Homemade banana bread will forever be my favorite, even when I don’t think it is. Because as soon as I eat a bite, I’m once again obsessed. This carrot cake banana bread is made with coconut, raisins, carrots, and cinnamon, making it super flavorful and chock full of goodness.
I absolutely LOVED the texture of this bread—soft, moist, and light. It makes for a perfect breakfast to snack on while drinking your morning coffee or tea.
How to make banana bread
I love how easy it is to make homemade banana bread. You just have to chuck all the ingredients into a bowl, give it a good stir, pour it all into a loaf pan, and pop it into the oven. Honestly, the only downside of making your own banana bread is that it takes a whole hour to bake. (I’ve never been the most patient person, what can I say?).
To make this carrot cake banana bread, you’ll first need to combine the mashed bananas, grated carrots, crushed pineapple, coconut flakes, raisins, walnuts, vegetable oil, sugar, eggs, and vanilla in a large bowl. (I realize this sounds like a ton of ingredients, but I bet you have most of it on hand already!).

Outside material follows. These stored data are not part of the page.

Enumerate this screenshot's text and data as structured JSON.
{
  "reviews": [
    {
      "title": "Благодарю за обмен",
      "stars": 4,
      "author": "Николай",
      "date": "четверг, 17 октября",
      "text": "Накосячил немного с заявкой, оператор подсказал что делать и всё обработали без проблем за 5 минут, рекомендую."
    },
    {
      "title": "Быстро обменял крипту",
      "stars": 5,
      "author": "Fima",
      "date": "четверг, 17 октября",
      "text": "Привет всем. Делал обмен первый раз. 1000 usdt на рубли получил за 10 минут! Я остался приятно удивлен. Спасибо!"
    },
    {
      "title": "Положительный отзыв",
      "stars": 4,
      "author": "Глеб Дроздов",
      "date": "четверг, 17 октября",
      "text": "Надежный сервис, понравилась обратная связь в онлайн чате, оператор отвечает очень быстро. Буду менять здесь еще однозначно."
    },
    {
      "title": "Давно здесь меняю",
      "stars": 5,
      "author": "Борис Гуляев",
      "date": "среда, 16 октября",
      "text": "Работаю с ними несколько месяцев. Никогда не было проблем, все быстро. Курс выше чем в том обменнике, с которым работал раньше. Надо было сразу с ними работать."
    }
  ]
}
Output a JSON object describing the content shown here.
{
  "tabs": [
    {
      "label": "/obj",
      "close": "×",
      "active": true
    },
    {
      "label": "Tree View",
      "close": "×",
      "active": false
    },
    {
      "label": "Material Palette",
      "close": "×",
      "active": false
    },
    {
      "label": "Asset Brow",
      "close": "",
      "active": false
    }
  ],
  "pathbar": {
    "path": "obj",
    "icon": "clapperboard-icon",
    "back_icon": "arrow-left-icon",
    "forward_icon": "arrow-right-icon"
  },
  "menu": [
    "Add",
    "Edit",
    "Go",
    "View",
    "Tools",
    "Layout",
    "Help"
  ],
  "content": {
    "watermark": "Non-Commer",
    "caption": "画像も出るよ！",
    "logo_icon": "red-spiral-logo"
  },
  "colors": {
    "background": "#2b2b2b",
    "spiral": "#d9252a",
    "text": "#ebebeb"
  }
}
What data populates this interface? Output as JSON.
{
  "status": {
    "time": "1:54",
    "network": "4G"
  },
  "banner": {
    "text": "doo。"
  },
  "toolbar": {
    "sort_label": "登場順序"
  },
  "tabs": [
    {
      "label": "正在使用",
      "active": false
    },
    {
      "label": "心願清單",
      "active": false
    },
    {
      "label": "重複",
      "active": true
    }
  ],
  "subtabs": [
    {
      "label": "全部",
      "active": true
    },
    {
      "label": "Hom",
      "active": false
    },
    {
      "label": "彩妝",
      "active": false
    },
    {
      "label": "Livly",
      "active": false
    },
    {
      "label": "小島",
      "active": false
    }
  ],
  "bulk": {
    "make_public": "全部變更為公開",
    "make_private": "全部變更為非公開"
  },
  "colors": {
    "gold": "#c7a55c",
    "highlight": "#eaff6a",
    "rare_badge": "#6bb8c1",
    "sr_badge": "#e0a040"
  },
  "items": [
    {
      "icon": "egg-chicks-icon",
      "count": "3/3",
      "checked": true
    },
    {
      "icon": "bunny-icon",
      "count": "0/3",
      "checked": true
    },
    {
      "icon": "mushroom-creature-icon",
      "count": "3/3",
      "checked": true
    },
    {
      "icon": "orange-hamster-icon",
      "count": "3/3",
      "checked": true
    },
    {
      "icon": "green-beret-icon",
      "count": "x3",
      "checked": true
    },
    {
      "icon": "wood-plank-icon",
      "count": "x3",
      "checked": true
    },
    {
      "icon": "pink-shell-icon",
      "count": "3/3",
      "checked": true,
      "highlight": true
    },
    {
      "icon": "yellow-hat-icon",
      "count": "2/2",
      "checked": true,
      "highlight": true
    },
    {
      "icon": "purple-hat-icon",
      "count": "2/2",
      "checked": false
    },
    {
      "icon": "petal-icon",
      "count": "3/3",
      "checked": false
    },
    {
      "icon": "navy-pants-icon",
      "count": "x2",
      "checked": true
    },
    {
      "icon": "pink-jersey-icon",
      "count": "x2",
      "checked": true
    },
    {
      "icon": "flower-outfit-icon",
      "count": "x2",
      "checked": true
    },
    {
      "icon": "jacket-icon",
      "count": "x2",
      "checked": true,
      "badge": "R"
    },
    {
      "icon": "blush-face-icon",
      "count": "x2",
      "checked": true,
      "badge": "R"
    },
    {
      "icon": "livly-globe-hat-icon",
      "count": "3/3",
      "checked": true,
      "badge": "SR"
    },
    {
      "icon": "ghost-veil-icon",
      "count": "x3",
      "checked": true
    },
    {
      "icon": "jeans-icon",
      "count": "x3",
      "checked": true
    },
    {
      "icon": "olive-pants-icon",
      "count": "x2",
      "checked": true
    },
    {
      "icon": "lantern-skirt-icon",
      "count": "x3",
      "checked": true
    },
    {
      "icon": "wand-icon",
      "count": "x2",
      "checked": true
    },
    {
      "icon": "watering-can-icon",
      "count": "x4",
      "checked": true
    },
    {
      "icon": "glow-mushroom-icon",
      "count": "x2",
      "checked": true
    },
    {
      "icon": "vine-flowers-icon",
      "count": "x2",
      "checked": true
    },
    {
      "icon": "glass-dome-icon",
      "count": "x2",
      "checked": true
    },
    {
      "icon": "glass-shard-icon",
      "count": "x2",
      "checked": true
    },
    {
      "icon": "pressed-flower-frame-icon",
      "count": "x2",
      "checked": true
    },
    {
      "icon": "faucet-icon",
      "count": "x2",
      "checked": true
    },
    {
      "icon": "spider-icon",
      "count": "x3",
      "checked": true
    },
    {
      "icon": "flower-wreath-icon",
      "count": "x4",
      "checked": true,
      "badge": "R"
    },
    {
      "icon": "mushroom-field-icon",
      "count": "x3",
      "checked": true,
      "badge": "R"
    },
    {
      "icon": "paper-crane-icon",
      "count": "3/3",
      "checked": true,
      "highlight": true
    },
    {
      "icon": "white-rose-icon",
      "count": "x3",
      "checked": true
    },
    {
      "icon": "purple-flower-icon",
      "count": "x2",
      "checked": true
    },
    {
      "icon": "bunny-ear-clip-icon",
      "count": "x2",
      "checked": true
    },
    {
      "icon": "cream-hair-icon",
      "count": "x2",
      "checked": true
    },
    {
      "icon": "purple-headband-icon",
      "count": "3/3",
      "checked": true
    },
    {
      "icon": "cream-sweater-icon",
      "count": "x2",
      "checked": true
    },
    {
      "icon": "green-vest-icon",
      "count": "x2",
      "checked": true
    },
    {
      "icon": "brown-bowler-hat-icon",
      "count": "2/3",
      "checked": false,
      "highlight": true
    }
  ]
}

In a separate bowl, mix together the flour, baking soda, cinnamon, ginger, and salt. Slowly incorporate the dry ingredients into the wet, then pour the batter into a prepared loaf pan. I topped this banana bread with a halved banana to add some extra texture. Plus, it just looks nice when you take it out of the oven!
Bake the banana bread for an hour, or until a knife inserted into the middle comes out clean. Unlike cookies and brownies, you do not want to under bake this carrot cake banana bread. There’s no such thing as a “fudgy” banana bread (or maybe there is…?). If you under bake this bread, you’ll wind up with a sad, soggy loaf.
Tips for making this carrot cake banana bread
Use brown bananas—Homemade banana bread tastes best when you use overripe, brown bananas. Brown bananas taste extra sweet and have a super soft consistency that makes them perfect for tossing into baked goods. Out of brown bananas? Pierce a few bananas with a fork and bake them for 15 minutes, or until they turn brown. Allow them to cool completely before mixing them into your banana bread batter.
Use unsweetened coconut flakes—Banana bread is naturally quite sweet thanks to the brown bananas. I recommend using unsweetened shredded coconut in this recipe, otherwise I’m afraid your bread will turn out too sweet. Even my sweet tooth has its limits!
Buy pre-shredded carrots—If you’re in a time crunch, go ahead and pay a little extra for those pre-shredded bags of carrots. You can throw the leftover carrots into soups and stews, or enjoy them on top of salads. It’s okay to use a shortcut in your baking every once in a while!
Swap out the oil asneeded—Out of vegetable oil? You can use melted coconut oil or melted butter in this recipe instead. The flavor of the banana bread might be a little different, but it’d still taste delicious.
In other news, Alex and I move from Detroit to Boston in A WEEK. Like, what?! That’s crazy. We found a gorgeous brownstone apartment and I couldn’t be happier to be starting the next chapter of my life with my love.
So I’mma get back to some last-minute moving things and will see you all on Thursday for a drink post I’m suuuper stoked about 🙂
Preheat the oven to 350ºF. Line a loaf pan with parchment paper. Set aside.
In a large bowl, combine mashed bananas, grated carrots, crushed pineapple, coconut flakes, raisins, walnuts, vegetable oil, sugar, eggs, and vanilla, stirring to combine.
In a separate bowl, combine the flour, baking soda, cinnamon, ginger, and salt. Fold the dry ingredients into the wet.
Pour batter into prepared loaf pan. Top with additional banana, cut in half lengthwise. Bake for 60 minutes, or until a knife inserted in the center comes out clean. Allow to cool for 15 minutes before removing from pan!